To visualize the shape and surface topography of the materials in different stages, AFM 3D images were recorded, and nano-roughness was measured. Values increased with the water uptake and decreased after desiccation, remaining still larger than initially. The Pearson coefficient r = 0.67 indicates a strong correlation between Sa and Sy values. Related to the particle size, a significant decrease was registered at desiccation. The first hypothesis was accepted.

Because aesthetics play an important role in the acceptance of appliances, their optical properties are expected to be preserved. However, the transparency and color stability of clear appliances are known to be affected by water sorption [10,14].

Optical parameters TP, OP, and CR were obtained. For TP, OP, and CR, no significant differences were found between materials or between stages. Regression analyses were developed for all the optical parameters for all materials related to the optical coordinates L*, a*, b* in order to obtain a regression model. Statistically significant strong and very strong positive correlations were observed between TP and a* for all materials, between TP and b* for D, and between OP and b* for all materials. Related to the color, slight changes were registered. The second hypothesis was accepted as well.

The third hypothesis, which was related to the interaction between the materials taken into the study and the stage related to water sorption, was partially accepted. Significant differences in terms of microroughness were found between a part of the materials, D/I-E/I, C/II-L/II, and for two of them (E and L) between the first and second stage.

This study has some limitations because flat specimens were taken into consideration in order to achieve surface and optical characteristics. Intraoral conditions related to water sorption were only partially taken into consideration; the temperature was maintained constant during the whole study. Temperature and pH variations should be addressed in future studies. We are aware of the importance of reproducing a complex simulated oral environmental behavior. The surface topography (both on micron- and nano-scale) contributes substantially. It may be quite an ambitious endeavor not only to separately evaluate each parameter, but also their interaction. Immediate future challenges related to the behavior of clear thermoplastic appliances would be related to the interactions of different environmental factors on their surface characteristics and aesthetics. Likewise, including other classes of thermoplastic materials would increase the vision of their simulated oral behavior.

5. Conclusions

On the basis of the investigations and their limitations, the following can be concluded:

The specific weight of the studied PETG materials significantly increases within the first 12 h of water exposure, even if the studied materials have a different behavior.

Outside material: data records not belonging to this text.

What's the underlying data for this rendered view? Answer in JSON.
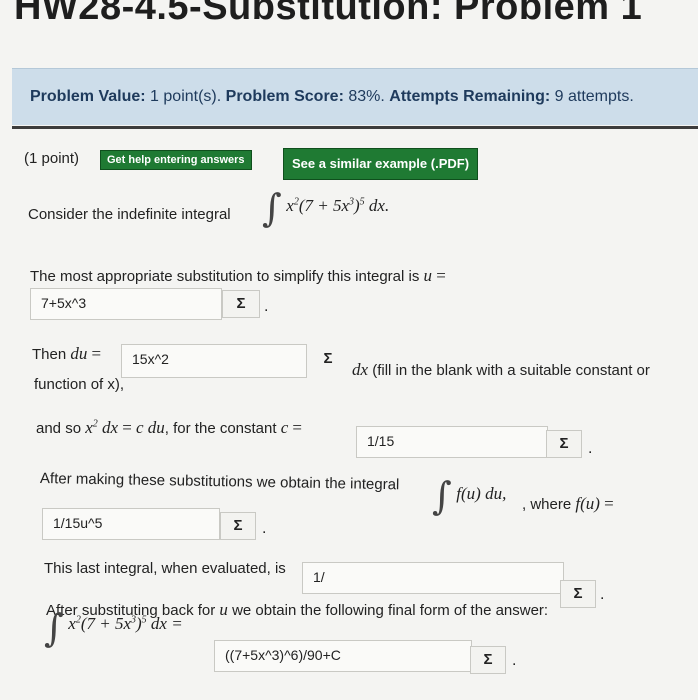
{
  "page_title": "HW28-4.5-Substitution: Problem 1",
  "info_bar": {
    "problem_value_label": "Problem Value:",
    "problem_value": "1 point(s).",
    "problem_score_label": "Problem Score:",
    "problem_score": "83%.",
    "attempts_label": "Attempts Remaining:",
    "attempts_value": "9 attempts."
  },
  "toolbar": {
    "points": "(1 point)",
    "help_button": "Get help entering answers",
    "example_button": "See a similar example (.PDF)"
  },
  "problem": {
    "intro": "Consider the indefinite integral",
    "substitution_prompt": "The most appropriate substitution to simplify this integral is",
    "du_prefix": "Then",
    "du_suffix": "(fill in the blank with a suitable constant or",
    "du_suffix_2": "function of x),",
    "const_prefix": "and so",
    "const_mid": ", for the constant",
    "after_prefix": "After making these substitutions we obtain the integral",
    "after_mid": ", where",
    "last_prompt": "This last integral, when evaluated, is",
    "back_prompt_pre": "After substituting back for",
    "back_prompt_post": "we obtain the following final form of the answer:"
  },
  "answers": {
    "u": "7+5x^3",
    "du": "15x^2",
    "c": "1/15",
    "f_u": "1/15u^5",
    "evaluated": "1/",
    "final": "((7+5x^3)^6)/90+C"
  },
  "sigma_label": "Σ",
  "colors": {
    "info_bar_bg": "#cdddea",
    "button_green": "#1f7a33"
  }
}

Arithmetic average roughness values increased with the water uptake, but they continue to be kept below the critical mean surface roughness. On nano-level, 3D images show an increase in inhomogeneity in the network structure of particles.

Related to the optical properties, regression models indicated positive correlations between TP and a* and between OP and b* with water uptake. Besides this, slight color changes were registered.